When we talk about powers in mathematics, we engage with two important elements: the base and the exponent. Understanding these elements is crucial for working with powers. The **base** is the number that is being multiplied. In our example, the base is 100. The **exponent**, on the other hand, tells us how many times the base is used in the multiplication. In the expression \( 100^2 \), the exponent is 2. This means we multiply 100 by itself. To simplify, in mathematical expressions such as \( a^n \), \( a \) is the base and \( n \) is the exponent. The combined concept of base and exponent is crucial in simplifying and solving mathematical problems involving powers.

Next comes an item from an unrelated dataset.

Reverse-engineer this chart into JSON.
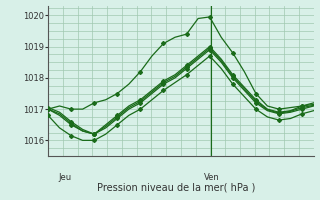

Multiplication plays a critical role in solving expressions involving powers. When we have a power, like \( 100^2 \), it is asking us to perform repeated multiplication. Specifically, you take the base number—in this case, 100—and multiply it by itself as many times as the exponent indicates. With \( 100^2 \), we multiply 100 by itself just once, as the exponent is 2.This multiplication process results in the value for that power, giving us:

• \( 100 \times 100 = 10,000 \)

Understanding this repeated multiplication makes solving powers intuitive and straightforward. Whenever you encounter an expression with a power, think of it as a shorthand for multiplication.

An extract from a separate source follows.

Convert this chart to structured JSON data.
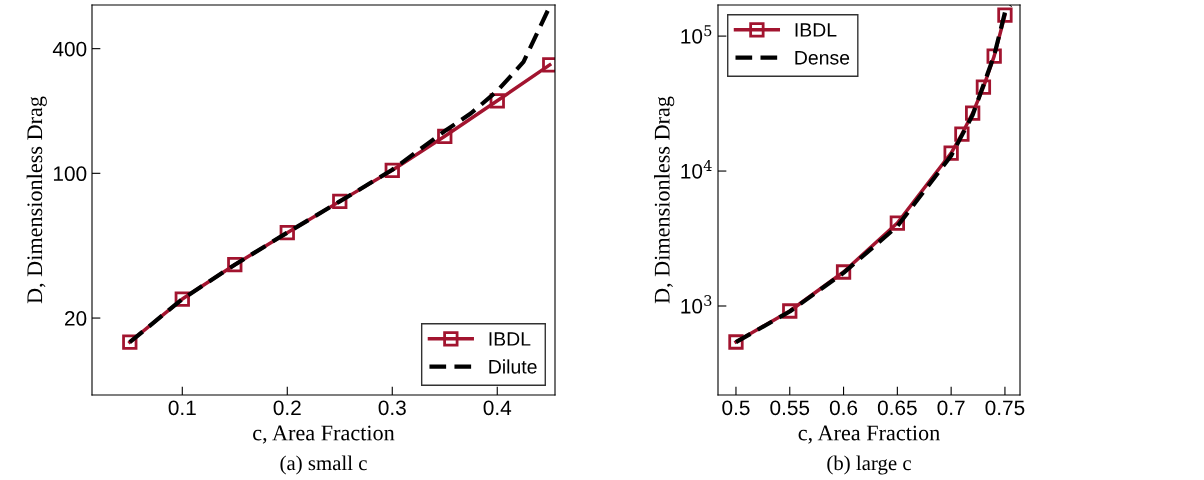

After manually solving an expression involving powers, such as \( 100^2 \), it's beneficial to confirm your calculation with a calculator. This process, called calculator verification, ensures that no simple arithmetic errors were made. Here’s how you can do it:

• Begin by entering the base into the calculator, which is 100.
• Utilize the exponent function, often represented by a button like \(^\wedge\) or \( x^y \) on the calculator.
• Enter the exponent, which is 2 in this instance.
• Complete the input, and the calculator will display the result as 10,000.

Calculator verification not only reassures you of your solution's correctness but also builds confidence in handling similar problems with larger numbers or different exponents in the future.